O Mundo de Mariana

Mariana estava cansada. Mais um dia a servir um bando de clientes, a maior parte deles arrogantes e mal dispostos. O trabalho de serviço de mesa era cansativo, principalmente num dos restaurantes da cidade que estava mais na moda. As horas das refeições eram caóticas! Braços no ar, vozes de todos os lados, um sem fim de ordens às quais tinha de obedecer. 

Todos os dias a rotina era igual. Cumpria sempre o seu horário. Chegava a horas, colocava o avental da casa, arrumava o que tinha de arrumar e fazia os recados que lhe pediam. Tudo até chegar à hora de almoço. Era só ter a bandeja debaixo do braço e depois começar a falar com as pessoas. Tudo igual em todos os dias.

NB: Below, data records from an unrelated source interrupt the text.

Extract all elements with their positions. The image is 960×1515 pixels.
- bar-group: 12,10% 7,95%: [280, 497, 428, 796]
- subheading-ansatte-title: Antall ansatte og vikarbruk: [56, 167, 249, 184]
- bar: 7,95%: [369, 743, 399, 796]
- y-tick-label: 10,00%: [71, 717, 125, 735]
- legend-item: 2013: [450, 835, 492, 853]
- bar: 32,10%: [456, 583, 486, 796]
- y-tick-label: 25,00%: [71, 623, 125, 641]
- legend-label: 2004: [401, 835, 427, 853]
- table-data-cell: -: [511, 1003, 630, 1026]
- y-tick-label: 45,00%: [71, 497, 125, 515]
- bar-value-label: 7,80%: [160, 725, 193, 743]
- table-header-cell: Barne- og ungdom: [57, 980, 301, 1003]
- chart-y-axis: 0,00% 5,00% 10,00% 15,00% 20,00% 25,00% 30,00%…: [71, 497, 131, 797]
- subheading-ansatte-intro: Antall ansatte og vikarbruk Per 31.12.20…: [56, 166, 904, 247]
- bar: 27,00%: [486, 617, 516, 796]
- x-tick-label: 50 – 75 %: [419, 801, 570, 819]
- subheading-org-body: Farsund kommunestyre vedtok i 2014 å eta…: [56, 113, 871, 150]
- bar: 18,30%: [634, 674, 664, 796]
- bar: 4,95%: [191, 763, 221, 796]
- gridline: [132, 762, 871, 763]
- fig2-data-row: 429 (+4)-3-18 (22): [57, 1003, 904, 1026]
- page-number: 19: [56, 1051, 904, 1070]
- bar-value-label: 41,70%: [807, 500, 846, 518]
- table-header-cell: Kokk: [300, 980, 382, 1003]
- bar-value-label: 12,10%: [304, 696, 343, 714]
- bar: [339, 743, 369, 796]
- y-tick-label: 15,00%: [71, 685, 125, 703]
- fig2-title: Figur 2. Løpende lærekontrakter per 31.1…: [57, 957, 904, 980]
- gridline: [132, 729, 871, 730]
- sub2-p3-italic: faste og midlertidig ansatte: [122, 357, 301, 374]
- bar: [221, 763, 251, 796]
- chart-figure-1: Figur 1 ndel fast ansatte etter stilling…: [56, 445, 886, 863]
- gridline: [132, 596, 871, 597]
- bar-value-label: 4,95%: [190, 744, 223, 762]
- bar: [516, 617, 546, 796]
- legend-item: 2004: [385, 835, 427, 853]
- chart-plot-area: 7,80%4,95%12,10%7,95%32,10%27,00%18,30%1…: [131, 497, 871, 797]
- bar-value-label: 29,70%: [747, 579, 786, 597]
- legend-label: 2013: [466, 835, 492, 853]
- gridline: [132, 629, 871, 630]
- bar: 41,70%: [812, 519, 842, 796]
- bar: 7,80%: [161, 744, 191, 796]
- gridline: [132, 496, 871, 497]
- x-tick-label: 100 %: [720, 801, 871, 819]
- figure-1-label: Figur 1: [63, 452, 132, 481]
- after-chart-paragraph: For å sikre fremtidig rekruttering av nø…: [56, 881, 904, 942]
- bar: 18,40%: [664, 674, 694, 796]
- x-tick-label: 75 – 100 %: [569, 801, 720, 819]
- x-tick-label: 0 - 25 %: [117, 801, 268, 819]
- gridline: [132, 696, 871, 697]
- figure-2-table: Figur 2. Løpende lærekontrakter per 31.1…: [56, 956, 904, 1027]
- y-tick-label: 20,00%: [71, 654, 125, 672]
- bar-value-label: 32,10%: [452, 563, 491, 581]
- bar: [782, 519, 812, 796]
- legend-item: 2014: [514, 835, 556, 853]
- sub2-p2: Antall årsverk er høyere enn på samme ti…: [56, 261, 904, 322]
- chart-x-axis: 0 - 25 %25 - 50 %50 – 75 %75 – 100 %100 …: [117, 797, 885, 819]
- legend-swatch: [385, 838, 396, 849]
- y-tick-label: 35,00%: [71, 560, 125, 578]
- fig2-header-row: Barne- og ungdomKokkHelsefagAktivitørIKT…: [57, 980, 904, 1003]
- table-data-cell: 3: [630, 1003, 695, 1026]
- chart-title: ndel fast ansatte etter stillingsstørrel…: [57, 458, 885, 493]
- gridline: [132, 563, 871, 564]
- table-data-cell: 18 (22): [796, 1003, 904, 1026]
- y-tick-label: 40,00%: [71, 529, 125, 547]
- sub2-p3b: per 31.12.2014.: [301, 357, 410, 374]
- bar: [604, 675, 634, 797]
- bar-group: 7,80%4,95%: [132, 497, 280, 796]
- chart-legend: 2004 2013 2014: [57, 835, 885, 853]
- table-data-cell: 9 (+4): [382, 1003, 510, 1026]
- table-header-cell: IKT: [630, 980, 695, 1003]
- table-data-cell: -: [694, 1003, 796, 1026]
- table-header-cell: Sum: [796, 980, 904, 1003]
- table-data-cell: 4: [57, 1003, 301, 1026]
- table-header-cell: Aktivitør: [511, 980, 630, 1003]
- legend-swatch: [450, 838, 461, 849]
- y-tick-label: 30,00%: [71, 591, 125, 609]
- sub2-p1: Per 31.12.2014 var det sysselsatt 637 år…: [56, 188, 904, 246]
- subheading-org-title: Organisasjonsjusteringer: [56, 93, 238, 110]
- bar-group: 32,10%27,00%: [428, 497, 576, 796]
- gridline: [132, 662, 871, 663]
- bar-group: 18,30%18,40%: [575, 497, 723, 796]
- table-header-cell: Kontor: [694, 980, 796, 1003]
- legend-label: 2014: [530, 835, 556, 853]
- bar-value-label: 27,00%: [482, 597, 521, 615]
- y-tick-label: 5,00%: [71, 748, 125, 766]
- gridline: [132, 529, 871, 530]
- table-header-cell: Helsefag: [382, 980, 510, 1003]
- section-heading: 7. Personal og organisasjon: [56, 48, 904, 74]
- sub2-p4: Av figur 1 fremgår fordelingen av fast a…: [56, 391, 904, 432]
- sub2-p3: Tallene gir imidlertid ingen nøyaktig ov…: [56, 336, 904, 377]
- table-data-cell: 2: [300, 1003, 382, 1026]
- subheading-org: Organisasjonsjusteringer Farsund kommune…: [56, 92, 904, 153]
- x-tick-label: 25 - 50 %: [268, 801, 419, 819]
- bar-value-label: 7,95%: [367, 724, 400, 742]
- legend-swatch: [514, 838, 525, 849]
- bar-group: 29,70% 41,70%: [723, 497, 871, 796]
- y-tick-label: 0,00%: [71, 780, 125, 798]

Com os seus 20 e poucos anos, Mariana tinha como certo o que lhe iria acontecer daí por diante. Há muito que não sabia qual era o seu lugar. A sua casa, sentia como se não fosse sua, mas não tinha meios para conseguir ter uma para si. O trabalho no restaurante dava para as suas coisas e tentava poupar o máximo que conseguia todos os meses. Mesmo assim, as coisas não estavam fáceis. Por isso, tinha de estar com os seus pais. Com o decorrer do tempo, Mariana sabia que no futuro iria também cuidar deles. E isso era uma coisa que nunca tinha imaginado que poderia acontecer. Desde pequena que se tinha habituado a ver os mais velhos da sua família a serem cuidados por alguém. E ela achava isso bem. A ideia de enviar um familiar para um lar não era bem vista e ela sempre tinha partilhado dessa opinião. Mas saber que iria ficar ali era duro. Era algo que nunca tinha pensado ser possível.

Quando era mais nova o seu maior sonho não era ser rica, fazer viagens ou ter o melhor emprego do mundo. O seu maior e mais secreto sonho era poder sair de casa. Ser completamente independente sem ter de prestar contas a quem quer que fosse. Era o seu maior desejo... Ingenuamente, tinha orientado a sua vida para isso, por isso pensava que bastava ter um emprego que tudo ia acontecer naturalmente. A vida acabou por lhe mostrar exactamente o contrário. E ela sabia que pouco podia fazer para mudar isso. 

A maior parte do tempo sentia-se sozinha, refugiando-se na única coisa de que realmente gostava e que a levava para um mundo só seu. Como se criasse uma barreira à sua volta e onde a dor, a raiva e a injustiça não podiam entrar. Ouvir a música de que mais gostava era o seu único ponto de equilíbrio. E a oportunidade de ter esse ponto de equilíbrio em qualquer espaço, desde que tivesse consigo a sua música, era uma benção. Uma benção que ela agradecia todos os dias.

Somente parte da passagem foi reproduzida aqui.